CoE Articles

National farmworkers’ conference has ambitious agenda

Published October 16, 2019, by Mologadi Makwela

We are people without food because we are seasonal workers, said Bettie Fortuin.

The generous meals served to farm workers attending the National Conference on the Future of Farm Workers in South Africa only served to remind them of the families they had left behind on the farms, often with little to eat.

So said Bettie Fortuin, a farm worker and representative of the Women on Farms Project (WFP), at the opening of the conference at the University of the Western Cape (UWC) on 16 October 2019. “The food has a bitter taste,” Fortuin pointed out.

As such, the notion of World Food Day, also commemorated on 16 October, meant little to farm workers in South Africa, she added.

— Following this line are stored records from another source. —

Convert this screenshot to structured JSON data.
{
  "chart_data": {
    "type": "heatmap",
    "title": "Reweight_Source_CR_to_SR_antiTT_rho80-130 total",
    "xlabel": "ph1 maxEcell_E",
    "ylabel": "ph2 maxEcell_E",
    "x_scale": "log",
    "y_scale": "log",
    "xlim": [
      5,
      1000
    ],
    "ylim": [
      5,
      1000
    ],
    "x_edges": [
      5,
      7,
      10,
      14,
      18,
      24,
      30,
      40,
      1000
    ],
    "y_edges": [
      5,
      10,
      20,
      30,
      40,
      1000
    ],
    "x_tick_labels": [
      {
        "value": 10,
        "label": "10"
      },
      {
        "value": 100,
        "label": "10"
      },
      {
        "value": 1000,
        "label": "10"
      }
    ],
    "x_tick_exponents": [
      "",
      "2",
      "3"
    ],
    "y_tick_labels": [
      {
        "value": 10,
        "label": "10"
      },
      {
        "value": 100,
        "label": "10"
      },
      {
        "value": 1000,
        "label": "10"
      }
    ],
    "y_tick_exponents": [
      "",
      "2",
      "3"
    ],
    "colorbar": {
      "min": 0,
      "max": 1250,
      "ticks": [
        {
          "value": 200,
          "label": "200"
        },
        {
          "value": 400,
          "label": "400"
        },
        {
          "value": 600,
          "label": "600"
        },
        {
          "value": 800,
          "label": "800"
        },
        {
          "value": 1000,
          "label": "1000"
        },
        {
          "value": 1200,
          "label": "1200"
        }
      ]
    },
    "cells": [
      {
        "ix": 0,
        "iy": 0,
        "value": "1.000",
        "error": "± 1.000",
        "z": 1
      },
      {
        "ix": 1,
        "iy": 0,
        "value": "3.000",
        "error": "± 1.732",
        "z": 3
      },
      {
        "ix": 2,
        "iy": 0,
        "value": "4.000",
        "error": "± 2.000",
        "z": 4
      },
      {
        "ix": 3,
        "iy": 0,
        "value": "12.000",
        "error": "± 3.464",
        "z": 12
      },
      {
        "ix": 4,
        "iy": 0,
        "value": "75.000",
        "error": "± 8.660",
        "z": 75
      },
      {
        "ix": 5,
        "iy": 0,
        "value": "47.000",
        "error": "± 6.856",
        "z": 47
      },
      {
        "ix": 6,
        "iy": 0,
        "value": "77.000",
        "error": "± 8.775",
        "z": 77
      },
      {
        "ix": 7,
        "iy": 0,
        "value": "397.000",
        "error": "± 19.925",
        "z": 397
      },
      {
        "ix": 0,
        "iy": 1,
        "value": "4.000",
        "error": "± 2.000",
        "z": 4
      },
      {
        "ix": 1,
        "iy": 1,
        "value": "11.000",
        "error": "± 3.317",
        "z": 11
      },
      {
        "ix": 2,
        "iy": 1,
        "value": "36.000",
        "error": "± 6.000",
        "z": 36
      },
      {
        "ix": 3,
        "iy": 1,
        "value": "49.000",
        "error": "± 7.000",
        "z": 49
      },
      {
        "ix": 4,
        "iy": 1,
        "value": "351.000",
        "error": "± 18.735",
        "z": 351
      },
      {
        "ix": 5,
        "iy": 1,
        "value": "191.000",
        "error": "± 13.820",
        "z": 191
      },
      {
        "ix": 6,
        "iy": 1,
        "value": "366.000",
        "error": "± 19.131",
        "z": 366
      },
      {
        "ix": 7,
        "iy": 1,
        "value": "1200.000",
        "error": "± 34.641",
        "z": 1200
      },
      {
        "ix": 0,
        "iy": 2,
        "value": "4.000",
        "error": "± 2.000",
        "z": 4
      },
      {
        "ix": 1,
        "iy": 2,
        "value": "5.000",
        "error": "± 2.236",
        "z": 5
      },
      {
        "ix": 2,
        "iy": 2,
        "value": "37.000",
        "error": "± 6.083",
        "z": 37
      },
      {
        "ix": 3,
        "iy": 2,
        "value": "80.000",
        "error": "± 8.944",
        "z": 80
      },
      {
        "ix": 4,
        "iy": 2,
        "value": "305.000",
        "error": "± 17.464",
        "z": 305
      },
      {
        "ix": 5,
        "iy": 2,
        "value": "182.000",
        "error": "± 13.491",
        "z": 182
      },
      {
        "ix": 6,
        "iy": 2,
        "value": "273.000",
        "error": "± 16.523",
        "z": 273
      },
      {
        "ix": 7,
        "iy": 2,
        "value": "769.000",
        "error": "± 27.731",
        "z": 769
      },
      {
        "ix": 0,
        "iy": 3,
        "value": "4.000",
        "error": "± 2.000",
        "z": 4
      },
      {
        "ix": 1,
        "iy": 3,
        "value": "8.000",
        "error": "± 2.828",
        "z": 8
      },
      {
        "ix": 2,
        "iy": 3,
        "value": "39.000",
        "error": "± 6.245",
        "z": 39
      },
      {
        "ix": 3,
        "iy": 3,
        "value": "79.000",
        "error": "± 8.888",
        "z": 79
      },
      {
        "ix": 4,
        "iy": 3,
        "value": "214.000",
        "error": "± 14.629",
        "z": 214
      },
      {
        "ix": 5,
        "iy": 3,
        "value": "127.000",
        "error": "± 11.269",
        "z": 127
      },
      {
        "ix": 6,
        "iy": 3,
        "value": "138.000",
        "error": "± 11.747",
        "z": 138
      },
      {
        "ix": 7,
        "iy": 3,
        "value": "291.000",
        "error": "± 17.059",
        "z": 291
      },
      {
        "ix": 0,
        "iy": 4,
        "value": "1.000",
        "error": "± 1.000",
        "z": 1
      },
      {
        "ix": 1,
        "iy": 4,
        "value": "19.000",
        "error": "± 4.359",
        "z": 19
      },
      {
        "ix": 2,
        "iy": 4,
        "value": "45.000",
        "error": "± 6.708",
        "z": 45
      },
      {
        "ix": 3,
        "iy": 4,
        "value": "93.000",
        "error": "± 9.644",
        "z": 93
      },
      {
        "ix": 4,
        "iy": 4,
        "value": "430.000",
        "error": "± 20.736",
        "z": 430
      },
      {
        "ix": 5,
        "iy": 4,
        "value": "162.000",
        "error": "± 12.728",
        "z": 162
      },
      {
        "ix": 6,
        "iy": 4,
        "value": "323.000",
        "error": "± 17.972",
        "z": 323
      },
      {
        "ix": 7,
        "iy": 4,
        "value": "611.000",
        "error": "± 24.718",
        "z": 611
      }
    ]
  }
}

And seven years since the 2012 Western Cape farm workers strikes when farm workers had made headlines protesting conditions on, especially, fruit and wine farms in the province, little has changed for farm workers, said Fortuin. “Even now, we are still being evicted, we are still people without food because we are seasonal workers.”

Having farm workers speak – they dominated the programme on the opening morning – alongside academics and researchers was a distinct feature of the conference, explained organisers. “So this is very much not your standard academic conference,” said Professor Stephen Devereux of the national Centre of Excellence in Food Security based at UWC.

Having farm workers speak was also integral to the aims of the conference, explained Professor Ruth Hall of UWC’s Institute for Poverty, Land and Agrarian Studies. As much as the conference will seek to look back at the forces that shaped the present predicament of farm workers, and explore that present in some detail (issues of land, evictions and food insecurity), it will also aim to look ahead at the future of farming and farm workers in the country.

“It seems to us as convenors of this conference that nobody seems to have a good idea as to what should be done,” said Hall. “We feel that there is no overarching plan.”

Between academics, farm workers and other stakeholders, the conference will aim to come up with some plan that can be presented to government. This plan will address, among other things, the increased use of technology in farming and the consequent phasing out of human labour, and the impact of this on young people on farms.

The National Conference on the Future of Farm Workers runs from 16 to 18 October.